# Aristo RDC



## cvngrr (Apr 28, 2008)

Is the Aristo RDC scale length or is it shortened? It looks kind of short to me.


----------



## GaryY (Jan 2, 2008)

To answer your question...yes...the Aristo RDC has been 'selectively compressed'... 
I assume to handle curves, switches etc, but still contains the essential elements of the original such as number of windows and the proper placement of the roof exhaust etc. I think they are an excellent diesel. 


I am an RDC fan and according to a review in GR magazine a couple of years ago, the Aristo RDC-1 measures 31 3/4" long; 4 1/8" wide; 6 1/2" wide. I wrote these figures down because I wanted to build a shelf to hold mine when I bought it.
This works out to 76'-9"long x 10'wide and 15' 8-1/2" high in proto size or about 8 feet shorter than the real thing.

The prototypes were 85 ft in length as they were patterned after Budd's stainless steel passenger cars. There were RDC 1, 2 3,4, 9 (or 5) various configurations made... all 85ft except the RDC 4 which was built for RPO use and was only 72 ft long.

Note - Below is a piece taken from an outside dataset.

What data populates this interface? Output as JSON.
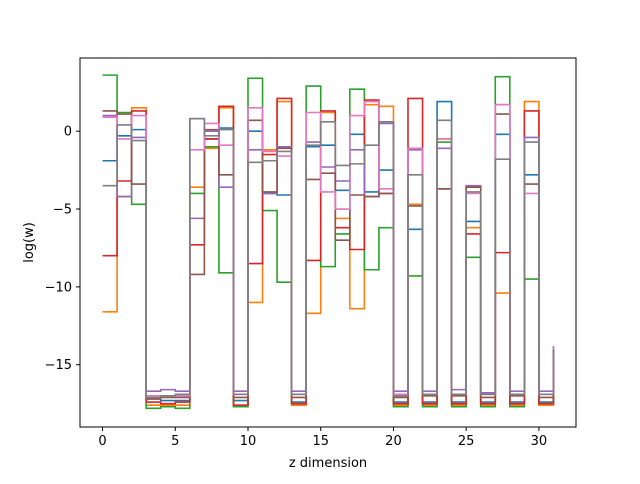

Aristo is coming out with an RDC-3 soon which was the half baggage, half passenger model.

Hope this helps

Gary


----------



## aceinspp (Jan 2, 2008)

Also the 1 to 1 cars were 14ft 7 inches high top of rail head to the exhaust stack. I have two of the RDCs now and really like them will be getting the RDC 3 when they arrive. Make for a nice 3 car set. Later RJD


----------



## cvngrr (Apr 28, 2008)

Thanks!

8 feet is not that much, maybe it looks short to me because it is too tall.


----------



## Bill Swindell (Jan 2, 2008)

I have 2 of them. They are certainly long enough to look substantial.


----------



## GaryY (Jan 2, 2008)

Posted By cvngrr on 12/22/2008 8:21 AM
 Thanks!

8 feet is not that much, maybe it looks short to me because it is too tall.





FYI The Aristo RDC scale height very closely matches (if not exactly) the prototype 14'7" height that RJD provided... 

Gary


----------